Most good employers offer relatively generous conditions to women who wish to work part time. Employers accept that mothers are more likely to take time off at short notice when their kids are ill. They accept that mothers are more likely to leave "on the dot" in order to pick up the kids from school or nursery and so on.
It is one thing to offer such good conditions to women you already employ who want to work part time. But it is quite another to take on women who already have young children and want to work part time. Very few employers do this: even when the economy was booming few investment banks and law firms recruited graduate level part-time workers.
This, then, creates the possibility of hysteresis for women. Both men and women will lose their jobs in the downturn—and it is too early to be clear on the proportions. But while men who want to work full time are likely to get a similar job in the future, women who want to work part time may not. They can go back to their careers if they are prepared to work full time. Or they can work in low wage jobs that offer more part-time positions, or opt out of paid employment.

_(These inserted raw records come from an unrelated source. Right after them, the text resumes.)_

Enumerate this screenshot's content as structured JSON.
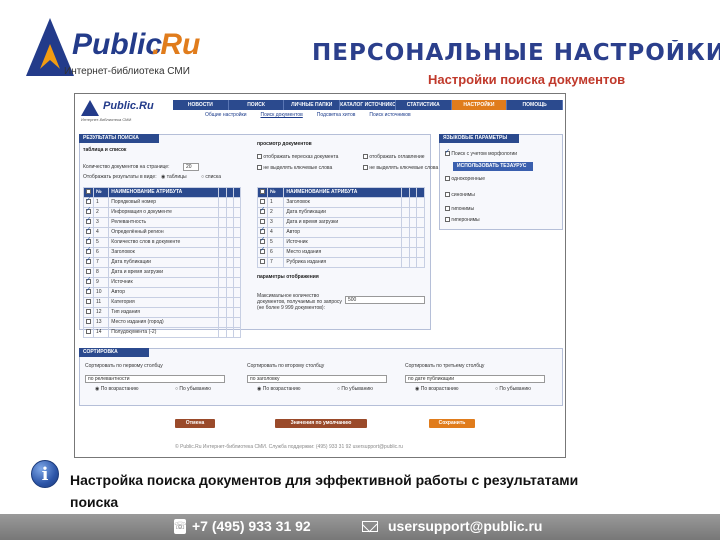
{
  "header": {
    "logo_text": "Public.Ru",
    "logo_subtitle": "Интернет-библиотека СМИ",
    "title": "ПЕРСОНАЛЬНЫЕ НАСТРОЙКИ",
    "subtitle": "Настройки поиска документов"
  },
  "screenshot": {
    "logo_text": "Public.Ru",
    "logo_subtitle": "Интернет-библиотека СМИ",
    "nav": [
      "НОВОСТИ",
      "ПОИСК",
      "ЛИЧНЫЕ ПАПКИ",
      "КАТАЛОГ ИСТОЧНИКОВ",
      "СТАТИСТИКА",
      "НАСТРОЙКИ",
      "ПОМОЩЬ"
    ],
    "nav_active_index": 5,
    "subnav": [
      "Общие настройки",
      "Поиск документов",
      "Подсветка хитов",
      "Поиск источников"
    ],
    "results_panel_title": "РЕЗУЛЬТАТЫ ПОИСКА",
    "table_list_heading": "таблица и список",
    "docs_count_label": "Количество документов на странице:",
    "docs_count_value": "20",
    "show_results_label": "Отображать результаты в виде:",
    "view_table": "таблицы",
    "view_list": "списка",
    "col_num": "№",
    "col_attr_name": "НАИМЕНОВАНИЕ АТРИБУТА",
    "left_rows": [
      {
        "num": "1",
        "name": "Порядковый номер",
        "on": true
      },
      {
        "num": "2",
        "name": "Информация о документе",
        "on": true
      },
      {
        "num": "3",
        "name": "Релевантность",
        "on": true
      },
      {
        "num": "4",
        "name": "Определённый регион",
        "on": true
      },
      {
        "num": "5",
        "name": "Количество слов в документе",
        "on": true
      },
      {
        "num": "6",
        "name": "Заголовок",
        "on": true
      },
      {
        "num": "7",
        "name": "Дата публикации",
        "on": true
      },
      {
        "num": "8",
        "name": "Дата и время загрузки",
        "on": false
      },
      {
        "num": "9",
        "name": "Источник",
        "on": true
      },
      {
        "num": "10",
        "name": "Автор",
        "on": true
      },
      {
        "num": "11",
        "name": "Категория",
        "on": false
      },
      {
        "num": "12",
        "name": "Тип издания",
        "on": false
      },
      {
        "num": "13",
        "name": "Место издания (город)",
        "on": false
      },
      {
        "num": "14",
        "name": "Полудокумента (-2)",
        "on": false
      }
    ],
    "view_heading": "просмотр документов",
    "view_opt1": "отображать пересказ документа",
    "view_opt2": "не выделять ключевые слова",
    "view_opt3": "отображать оглавление",
    "view_opt4": "не выделять ключевые слова",
    "right_rows": [
      {
        "num": "1",
        "name": "Заголовок",
        "on": false
      },
      {
        "num": "2",
        "name": "Дата публикации",
        "on": true
      },
      {
        "num": "3",
        "name": "Дата и время загрузки",
        "on": false
      },
      {
        "num": "4",
        "name": "Автор",
        "on": true
      },
      {
        "num": "5",
        "name": "Источник",
        "on": true
      },
      {
        "num": "6",
        "name": "Место издания",
        "on": true
      },
      {
        "num": "7",
        "name": "Рубрика издания",
        "on": false
      }
    ],
    "display_params_heading": "параметры отображения",
    "max_docs_label": "Максимальное количество документов, получаемых по запросу (не более 9 999 документов):",
    "max_docs_value": "500",
    "lang_panel_title": "ЯЗЫКОВЫЕ ПАРАМЕТРЫ",
    "morph_label": "Поиск с учетом морфологии",
    "thesaurus_title": "ИСПОЛЬЗОВАТЬ ТЕЗАУРУС",
    "thesaurus_items": [
      "однокоренные",
      "синонимы",
      "гипонимы",
      "гиперонимы"
    ],
    "sort_panel_title": "СОРТИРОВКА",
    "sort_cols": [
      {
        "title": "Сортировать по первому столбцу",
        "value": "по релевантности"
      },
      {
        "title": "Сортировать по второму столбцу",
        "value": "по заголовку"
      },
      {
        "title": "Сортировать по третьему столбцу",
        "value": "по дате публикации"
      }
    ],
    "sort_asc": "По возрастанию",
    "sort_desc": "По убыванию",
    "btn_back": "Отмена",
    "btn_defaults": "Значения по умолчанию",
    "btn_save": "Сохранить",
    "footer_text": "© Public.Ru Интернет-библиотека СМИ. Служба поддержки: (495) 933 31 92 usersupport@public.ru"
  },
  "caption": "Настройка поиска документов для эффективной работы с результатами поиска",
  "contacts": {
    "phone": "+7 (495) 933 31 92",
    "email": "usersupport@public.ru"
  }
}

We can already see anecdotal evidence of this. One woman I know lost her part-time job in a law firm. Wanting to be around for her son, she now works in a supermarket. "We need the money," she said, "so I have to work somewhere, and it is all you can get if you can only work part time." When such women lose their jobs, they lose their careers. But they also lose some of their skills, while their experience goes out of date. Even when their children grow up, they will find it hard to return to their previous careers. That is hysteresis—and it means that, far from being temporary, falls in national income caused by the crisis now may prove to be permanent.